In case of a dashboard with multiple charts, are the aggregation pipelines for all of them submitted in first instance? And are they run in parallel on the DB server?

I am putting these questions, since we have observed that, on mongoDB samples, i.e. Movies dashboard & the embedded chart examples hosted on https://codesandbox.io/ - when a dashboard is loaded, separate api calls are being made for each chart in the dashboard, all at same time, and in parallel.

While on our cluster, one /dashboard_shared_adf call is made for a batch of charts together. e.g. For a dashboard with 10 charts, 3 calls are being made with 4, 4, 2 chart details in the request payload. What could be causing this?

Thanks in advance!
Prakash

Hi @Prakash_Dewan

Yes, precisely, the first request submits the whole aggregation pipeline for each chart, and then we poll via other requests to see if the data fetching has finished, and pull that data. This new process allows us to run aggregations that can take up to 10 minutes while before the timeout was 2 mins. We combine a few chartIds into a single poll request but the more charts you have on your dashboard, the more requests there will be. If you have more charts, they will be sent in subsequent requests.
The data fetching requests do run in parallel, and we load the charts individually as soon as their data comes back. The time when the requests are sent or in pending state can vary because of multiple factors - browser request limitations, cluster load, polling time, optimization of the query for caching purposes.

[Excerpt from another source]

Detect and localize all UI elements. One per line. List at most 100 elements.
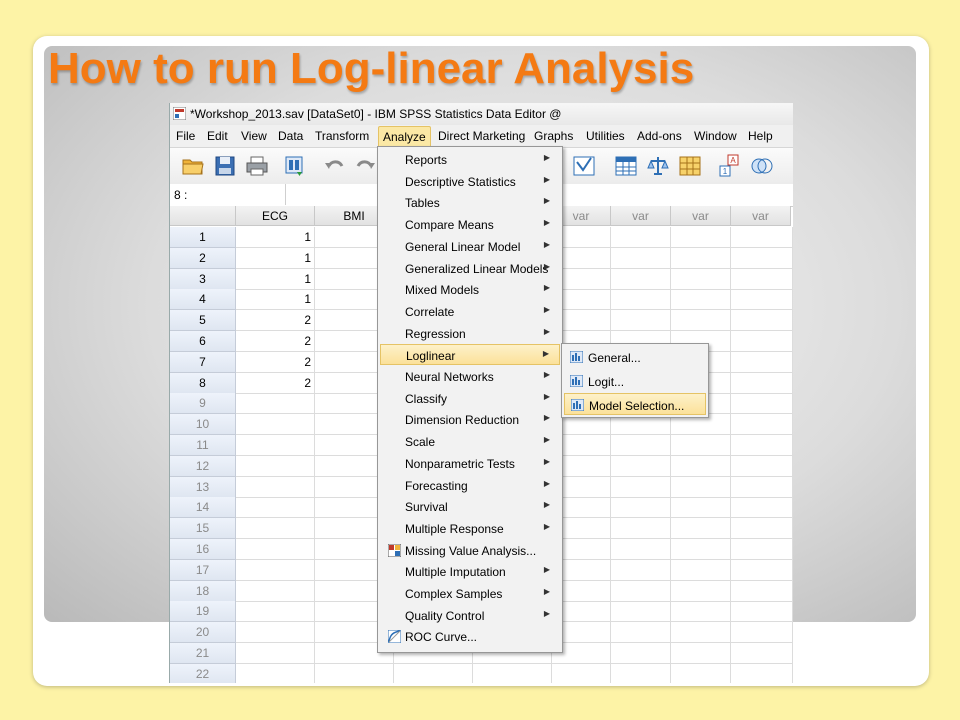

For every chart we execute one aggregation pipeline that is constructed in the order described here (the same link that Tom shared earlier).

Good question about the SDK examples. This asynchronous polling feature is being rolled out in stages, so the tenant that has the embedding charts from the examples is still not upgraded (and is working in the old way) - which does not allow long running queries, and is time limit restricted.

We released the preliminary filter in the SDK last week, this allows an embedding dashboard filter to be executed right after the Charts view stage. That might use the index you mentioned before. Please check the Embedding SDK version 3.3.1

I hope that helps. Please let us know if you have any more questions.

thanks @Kristina_Stefanova. Appreciate your detailed response.

Not sure which code contributes to the support of long running queries, however the SDK examples on https://codesandbox.io/ also used v3.2.1 of charts SDK, similar to what we use. What do you mean by “optimization of the query for caching purposes” - when you cite it as one of the factor for data requests.

Good to know about availability of ‘preFilter’. Will be exploring it soon.

Thanks!

Also, the difference about “individual calls for each chart” Vs “clubbed call for multiple charts”. Is that also something, which is because of a different code on example/sample hosting tenant & our cluster?

Thanks!

Hi @Prakash_Dewan

The Atlas Charts app itself contains the support for long running queries. The Embedding SDK connects to the Charts project to get data, so it doesn’t matter which version of the package is used if the tenant/project/app is using the long running queries.
The difference of the way the requests are made comes entirely from the Charts app. The long running queries feature have been rolled out to the majority of Chart apps now, and our plan is to get it to 100% very soon.

This is something that gets done in a lower level than Charts. It’s part of a caching mechanism, so that this query gets results faster when requested a second time.